Republican House Healthcare Plan & Dave’s Plan Compared

Finally after a six-year gestation period, Paul Ryan and the House Republicans have finally given birth to their answer to the Affordable Care Act (ACA).  After going through the Bill we kept hearing Peggy Lee singing “Is that all there is?” The Bill has been derided by the Democrats as “Obama care Lite”, but it’s more Dave’s Plan Lite-very lite. The whole idea of any healthcare plan is to provide decent care at a reasonable price.  The ACA’s rapidly increasing premiums and deductibles, disappearance of policy choices in wide swaths of the country and the diminishing number of providers taking Medicaid are well documented. Just how the Republican Bill does much to fix these problems escape us.

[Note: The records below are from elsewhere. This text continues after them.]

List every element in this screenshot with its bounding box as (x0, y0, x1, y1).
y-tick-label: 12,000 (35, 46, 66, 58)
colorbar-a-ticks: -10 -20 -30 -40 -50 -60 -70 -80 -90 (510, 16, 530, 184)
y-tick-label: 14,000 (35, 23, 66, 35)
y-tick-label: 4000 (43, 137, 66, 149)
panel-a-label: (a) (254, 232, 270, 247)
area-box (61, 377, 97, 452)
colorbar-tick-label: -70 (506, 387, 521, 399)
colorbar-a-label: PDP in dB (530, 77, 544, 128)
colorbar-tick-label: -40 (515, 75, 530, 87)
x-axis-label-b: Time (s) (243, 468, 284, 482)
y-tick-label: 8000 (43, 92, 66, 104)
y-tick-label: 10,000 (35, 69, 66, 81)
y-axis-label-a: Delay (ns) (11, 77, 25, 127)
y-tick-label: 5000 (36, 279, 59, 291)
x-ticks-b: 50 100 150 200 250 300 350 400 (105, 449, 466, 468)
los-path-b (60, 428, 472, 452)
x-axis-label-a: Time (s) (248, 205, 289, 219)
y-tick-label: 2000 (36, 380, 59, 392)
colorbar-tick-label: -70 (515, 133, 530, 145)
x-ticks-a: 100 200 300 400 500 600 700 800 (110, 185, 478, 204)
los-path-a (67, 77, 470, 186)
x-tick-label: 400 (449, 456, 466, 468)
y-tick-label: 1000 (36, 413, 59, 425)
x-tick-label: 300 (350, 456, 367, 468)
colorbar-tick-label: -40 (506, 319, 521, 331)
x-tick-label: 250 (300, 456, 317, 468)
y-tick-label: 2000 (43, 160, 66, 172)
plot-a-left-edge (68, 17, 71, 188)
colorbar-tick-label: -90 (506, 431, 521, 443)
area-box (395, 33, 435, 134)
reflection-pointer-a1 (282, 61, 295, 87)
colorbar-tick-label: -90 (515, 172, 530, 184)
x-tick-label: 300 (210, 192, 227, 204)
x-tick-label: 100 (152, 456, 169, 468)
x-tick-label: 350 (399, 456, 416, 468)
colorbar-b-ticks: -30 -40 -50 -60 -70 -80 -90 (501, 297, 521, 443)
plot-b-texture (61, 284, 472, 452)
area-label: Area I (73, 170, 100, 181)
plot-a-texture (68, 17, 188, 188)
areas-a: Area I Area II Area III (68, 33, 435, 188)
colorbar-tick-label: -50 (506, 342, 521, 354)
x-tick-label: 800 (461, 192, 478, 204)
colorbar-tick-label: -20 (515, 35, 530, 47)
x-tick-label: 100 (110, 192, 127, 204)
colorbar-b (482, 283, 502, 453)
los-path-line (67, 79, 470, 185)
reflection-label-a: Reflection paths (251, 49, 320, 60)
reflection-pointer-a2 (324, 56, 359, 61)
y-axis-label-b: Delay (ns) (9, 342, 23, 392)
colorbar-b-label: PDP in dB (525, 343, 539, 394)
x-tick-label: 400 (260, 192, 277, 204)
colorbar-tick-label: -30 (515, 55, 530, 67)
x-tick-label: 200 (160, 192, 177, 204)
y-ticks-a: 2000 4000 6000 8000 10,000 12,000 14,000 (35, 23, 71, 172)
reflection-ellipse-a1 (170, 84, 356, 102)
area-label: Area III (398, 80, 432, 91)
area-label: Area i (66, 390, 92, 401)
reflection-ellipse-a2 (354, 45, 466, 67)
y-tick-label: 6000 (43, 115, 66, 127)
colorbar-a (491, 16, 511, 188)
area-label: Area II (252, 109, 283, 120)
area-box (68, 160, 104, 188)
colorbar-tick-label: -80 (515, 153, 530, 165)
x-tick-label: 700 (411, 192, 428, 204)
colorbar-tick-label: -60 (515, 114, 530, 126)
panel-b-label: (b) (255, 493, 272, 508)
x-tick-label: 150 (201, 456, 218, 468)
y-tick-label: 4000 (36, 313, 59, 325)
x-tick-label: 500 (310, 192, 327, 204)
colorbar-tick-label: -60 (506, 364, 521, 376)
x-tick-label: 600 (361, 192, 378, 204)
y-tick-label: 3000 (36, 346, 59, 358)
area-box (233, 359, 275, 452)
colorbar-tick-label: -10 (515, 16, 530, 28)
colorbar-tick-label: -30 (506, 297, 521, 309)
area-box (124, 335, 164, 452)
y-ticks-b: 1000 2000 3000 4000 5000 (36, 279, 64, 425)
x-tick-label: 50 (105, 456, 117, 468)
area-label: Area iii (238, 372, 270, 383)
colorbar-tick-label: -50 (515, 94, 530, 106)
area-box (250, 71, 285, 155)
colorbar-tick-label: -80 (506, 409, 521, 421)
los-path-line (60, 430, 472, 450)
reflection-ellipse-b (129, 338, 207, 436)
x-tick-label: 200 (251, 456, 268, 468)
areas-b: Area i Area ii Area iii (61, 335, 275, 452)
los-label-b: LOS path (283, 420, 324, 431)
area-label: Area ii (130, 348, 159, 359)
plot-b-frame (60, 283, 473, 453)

The main cost suppressants in the bill are the ability to buy  basically catastrophic policies across state lines and expansion of Health Savings Accounts (HSA).  Dave’s plan has always had this across state line provision.  In fact we feel you should be able to buy coverage from any financially stable provider at home or abroad. Insurance , drugs or surgery, get the best deal you can nationally or internationally.The more competition the better. The problem is it doesn’t fully address the real insurance killers, pre-exiting conditions and failure to maintain coverage. It provides a  “Patient and State Stability Fund” to subsidize states dealing with high risk patients but unlike Dave’s Plan, falls far short of covering all pre-existing conditions and ultimately eliminating the problem. For instance, people exceeding Medicaid income limits or have an employment change in the future may have become a high risk making the pools and costs are endless. The Republican Plan maintains the ACA’s prohibition of the pre-existing condition exclusion, but allows for up to a  30%  penalty for lapsed coverage. As we have said before, when you force insurers  insure sinking ships it just isn’t real insurance. Just a government & crony capitalist hook-up. With no mandate force the purchase of insurance and this as the only deterrent it is unlikely to lower premiums.  You can avoid paying for 5 or 10 years and then pay only a 30% penalty for your knee replacement. This gives young and healthy even more incentive to stay out than under the ACA. Under Dave’s plan policies initially cover reasonably healthy people. Those that can been handled within their Personal Benefits Account (PBA). The rest go to subsidized high risk pools. Because the policies are universal, individually owned, no lifetime limits and non-cancelable, the pre-existing condition problem in time will cease to exist as they either go on medicare ore or sadly pass away.. As the PBA pays the premiums, there can be no lapse problem. People just don’t realize how expensive it is to insurers to sell a policy and put it on the books only to have it lapse shortly thereafter. In the insurance business these costs often equal or exceed the first year premium. As policies are purchased annually this loss doesn’t exist under Dave’s plan. Because of these differences, one can readily see policies  under Dave’s plan would be much cheaper.